Look around for a moment. There are seats empty that were once filled. The people who sat there have, for one reason or another, fallen by the way. We have a place being prepared for us just as the Israelites of the Old Testament but not everyone who set out with us on this journey will arrive. In order to have a future we must be faithful in the present. They wandered in the wilderness for 40 years until none of that original generation of adults was left alive because of their lack of faith. The group future was preserved just as God promised but a lot of individual futures fell by the side of the road getting there.
Isaiah 11:1 And there shall come forth a rod out of the stem of Jesse, and a Branch shall grow out of his roots:
The church has been described as a vine. I am not so familiar with grapes but I have an acute awareness of blackberry vines. The best way to get more fruit from the vine is to cut away the dead wood during the winter. The time for pruning is when the vine is not actively producing fruit. The wise gardener knows this and when he sees the vine with no fruit he cuts away the dead wood. In the spring, the remaining wood produces more fruit. No vine ever died from careful pruning and in fact, they produce more fruit for the gardener. We need to examine our future. Don’t be part of the pruned. Hold fast and remain faithful and receive the reward.
IV. Examine Your Past
Contrary to what you might think, the past is more important than the future in this case. The past writes the future. If you believe and receive the gospel in the past, then in the future, your reward is assured. If you have no past relationship with Jesus Christ, you have no future. You cannot sneak into heaven. Some people have the mistaken idea that if they hang around the church long enough, attend enough services, give enough, even get baptized or become a member of the church, then they will somehow establish a relationship with Jesus by proxy or by just being around long enough. You need to examine your past right now and see if there is a moment in time when you definitively responded to the call of the gospel and accepted Jesus Christ as savior. Somewhere at sometime in your life you said yes to the Lord and your life was changed. This is the only way in to heaven.

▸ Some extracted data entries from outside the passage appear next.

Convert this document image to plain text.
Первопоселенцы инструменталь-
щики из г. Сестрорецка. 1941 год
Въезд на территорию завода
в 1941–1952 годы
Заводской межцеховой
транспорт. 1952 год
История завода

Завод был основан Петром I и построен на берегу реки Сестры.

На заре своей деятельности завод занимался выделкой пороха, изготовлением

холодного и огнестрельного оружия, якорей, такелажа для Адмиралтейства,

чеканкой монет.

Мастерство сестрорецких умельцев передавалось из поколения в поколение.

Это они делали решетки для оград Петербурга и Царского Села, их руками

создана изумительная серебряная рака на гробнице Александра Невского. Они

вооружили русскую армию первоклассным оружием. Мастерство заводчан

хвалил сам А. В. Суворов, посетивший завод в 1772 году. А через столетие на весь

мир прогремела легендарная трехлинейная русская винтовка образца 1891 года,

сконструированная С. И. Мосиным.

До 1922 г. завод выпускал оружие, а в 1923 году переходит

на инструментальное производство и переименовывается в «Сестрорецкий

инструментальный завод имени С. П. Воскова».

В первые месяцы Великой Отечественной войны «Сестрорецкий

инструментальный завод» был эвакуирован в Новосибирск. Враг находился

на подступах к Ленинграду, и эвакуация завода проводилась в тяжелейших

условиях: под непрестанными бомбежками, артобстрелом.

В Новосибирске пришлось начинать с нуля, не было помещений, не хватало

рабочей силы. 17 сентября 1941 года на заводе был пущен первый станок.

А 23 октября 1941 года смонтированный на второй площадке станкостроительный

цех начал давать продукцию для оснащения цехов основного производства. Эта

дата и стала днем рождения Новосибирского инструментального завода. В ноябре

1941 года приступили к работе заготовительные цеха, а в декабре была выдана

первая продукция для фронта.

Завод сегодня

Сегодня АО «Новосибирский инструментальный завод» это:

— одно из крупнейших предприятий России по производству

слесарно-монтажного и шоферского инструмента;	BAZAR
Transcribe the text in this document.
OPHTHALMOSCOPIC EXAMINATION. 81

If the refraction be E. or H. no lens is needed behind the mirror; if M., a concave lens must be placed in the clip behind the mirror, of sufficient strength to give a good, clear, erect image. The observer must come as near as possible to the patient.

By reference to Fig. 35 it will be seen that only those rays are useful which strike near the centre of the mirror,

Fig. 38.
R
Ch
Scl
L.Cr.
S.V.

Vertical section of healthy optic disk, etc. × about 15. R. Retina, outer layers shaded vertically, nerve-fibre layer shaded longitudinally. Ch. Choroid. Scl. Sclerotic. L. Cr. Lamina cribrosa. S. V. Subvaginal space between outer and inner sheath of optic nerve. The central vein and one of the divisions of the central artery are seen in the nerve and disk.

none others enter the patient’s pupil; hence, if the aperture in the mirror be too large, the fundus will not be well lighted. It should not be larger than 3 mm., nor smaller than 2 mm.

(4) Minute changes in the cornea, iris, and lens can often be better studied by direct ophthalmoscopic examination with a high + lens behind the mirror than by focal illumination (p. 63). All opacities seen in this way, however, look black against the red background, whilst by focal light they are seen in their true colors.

The past is past. It’s gone. The wonderful thing about the present is that you have a chance to change the future. Today is your opportunity. It’s the only chance you are absolutely guaranteed. The future is very uncertain. You might not have one outside of this door. Don’t take that chance. Examine your past and write your future here in the present and for all time. Accept the Lord Jesus in faith. Choose to believe the gospel that he died for you and rose again and you will rise as well.